刑法(逮捕監禁致死傷罪)

逮捕監禁致死傷罪(2) ~「逮捕監禁致死傷罪の成立要件」「殺人罪が成立する場合には、逮捕監禁致死罪は成立しない」を説明~

 前回の記事の続きです。

逮捕監禁致死傷罪の成立要件

 逮捕監禁致死傷罪(刑法221条)が成立するための要件は、

  • 逮捕監禁罪(刑法220条)が成立すること
  • 逮捕監禁の行為と人の死傷との間に因果関係が存在すること

です。 

逮捕監禁罪が成立しなければ、逮捕監禁致死罪は成立しない

 逮捕監禁致死罪が成立するためには、まず、逮捕監禁罪(刑法220条)が成立していることが必要です。

 つまり、逮捕監禁行為に着手したが、逮捕監禁が未遂に終わった場合は、逮捕監禁致死罪の成立を認めることはできません。

適法な逮捕監禁行為であれば、逮捕監禁致死罪は成立しない

 適法な逮捕監禁行為の結果、人を死傷に致した場合は、逮捕監禁致死罪は成立しません。

 ただし、適法な逮捕監禁行為(例えば、通常逮捕)でも、人の死傷の結果に過失があれば、過失傷害罪刑法209条)、過失致死罪刑法210条)が成立することがあります。

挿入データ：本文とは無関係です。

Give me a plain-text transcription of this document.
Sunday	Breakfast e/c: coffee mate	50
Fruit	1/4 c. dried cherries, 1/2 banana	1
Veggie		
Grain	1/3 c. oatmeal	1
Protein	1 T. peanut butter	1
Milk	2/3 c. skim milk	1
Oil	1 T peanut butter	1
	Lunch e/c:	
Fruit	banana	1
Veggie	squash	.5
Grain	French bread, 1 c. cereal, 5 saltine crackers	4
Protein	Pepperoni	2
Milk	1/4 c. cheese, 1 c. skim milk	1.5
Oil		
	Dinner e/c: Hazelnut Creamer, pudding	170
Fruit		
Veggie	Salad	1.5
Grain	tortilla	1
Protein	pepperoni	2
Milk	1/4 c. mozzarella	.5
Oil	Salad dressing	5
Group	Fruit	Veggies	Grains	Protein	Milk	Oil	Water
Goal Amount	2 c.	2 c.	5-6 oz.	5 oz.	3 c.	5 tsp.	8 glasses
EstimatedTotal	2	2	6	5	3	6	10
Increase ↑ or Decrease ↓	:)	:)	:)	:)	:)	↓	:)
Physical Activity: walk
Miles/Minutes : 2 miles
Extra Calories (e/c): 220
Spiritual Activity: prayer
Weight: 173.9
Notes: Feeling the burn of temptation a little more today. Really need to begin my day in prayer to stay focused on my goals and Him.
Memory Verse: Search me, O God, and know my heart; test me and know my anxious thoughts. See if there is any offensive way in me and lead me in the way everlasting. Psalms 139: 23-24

 なお、適法な逮捕監禁行為でも、その際、逮捕に伴うものと認められるもの以外の暴行を加えた場合には、暴行罪(刑法208条)や傷害罪(刑法204条)が成立します。

 参考となる裁判例として、以下のものがあります。

東京地裁判決(昭和56年7月1日)

 錯乱状態に陥りホテル内で自傷他害行為を繰り返していた者を取り押さえ、手足をひもでしばるなどして乗用車に乗せて連行した上、更に暴れる同人を押さえ付けるなどした結果、同人が死亡した事案につき、逮捕致死罪の成立を否定した事例です。

 裁判所は、

  • 被告人らの本件行為は、覚せい剤の影響により錯乱状態に陥り、ホテル内で自傷他害行為を繰り返していたDを保護する目的で、かつ相当性の範囲を逸脱したとまでは言えない範囲内の方法で行われたものであるから、全体としていまだ社会的に容された範囲内の行為と見られ、実質的違法性を欠くものと認めるのが相当である
  • 被告人らの本件行為は、形式的には逮捕罪にいう不法な逮捕行為に当たっているように見える部分があるものの、右行為前後の状況に照らし実質的違法性を欠くものと認められるのであるから、前提となるべき同罪が成立しない以上、Dの死亡との因果関係の有無いかんにかかわらず、被告人らにつき逮捕致死罪が成立しないことは明らかである

と判示し、逮捕致死罪の成立を否定し、無罪を言い渡しました。

殺人罪が成立する場合には、逮捕監禁致死罪は成立しない

 犯行時、犯人に傷害の結果について認識があることは逮捕監禁致死傷罪の成否に影響しませんが、死の結果について、死の結果の認識があれる場合は(殺人の故意がある場合は)殺人罪となり、逮捕監禁致死罪は成立しません。

 この点を判示した以下の判例があります。

大審院判決(大正9年2月16日)

 裁判所は、

  • 被告らは、殺意をもって被害者を制縛監禁し、よって、その予見したる死の結果生ぜしめ足るときは、制縛監禁は殺人の手段たる行為にして、該行為は、殺人の意思の決定ありたる時期の前後にまたがり遂行せられたるときといえども、元来、1個の行為に過ぎざれば、包括的にこれを観察し、殺人罪に対する手段たる1個の制縛監禁の行為と認るのを相当とす
  • 本件被告らの行為は、単一の殺人罪をもって論ずべきものにして、別に制縛監禁の点に対し、刑法221条等を適用すべきものにあらず
  • これ殺意をもって人を傷害したるときは、単一の殺人罪をもって処罰すべく、別に傷害罪に問擬(もんぎ)すべきものにあらざると同一なりとす

と判示し、殺人罪と逮捕監禁致死罪は同時に成立することはなく、殺人罪のみが成立するとしました。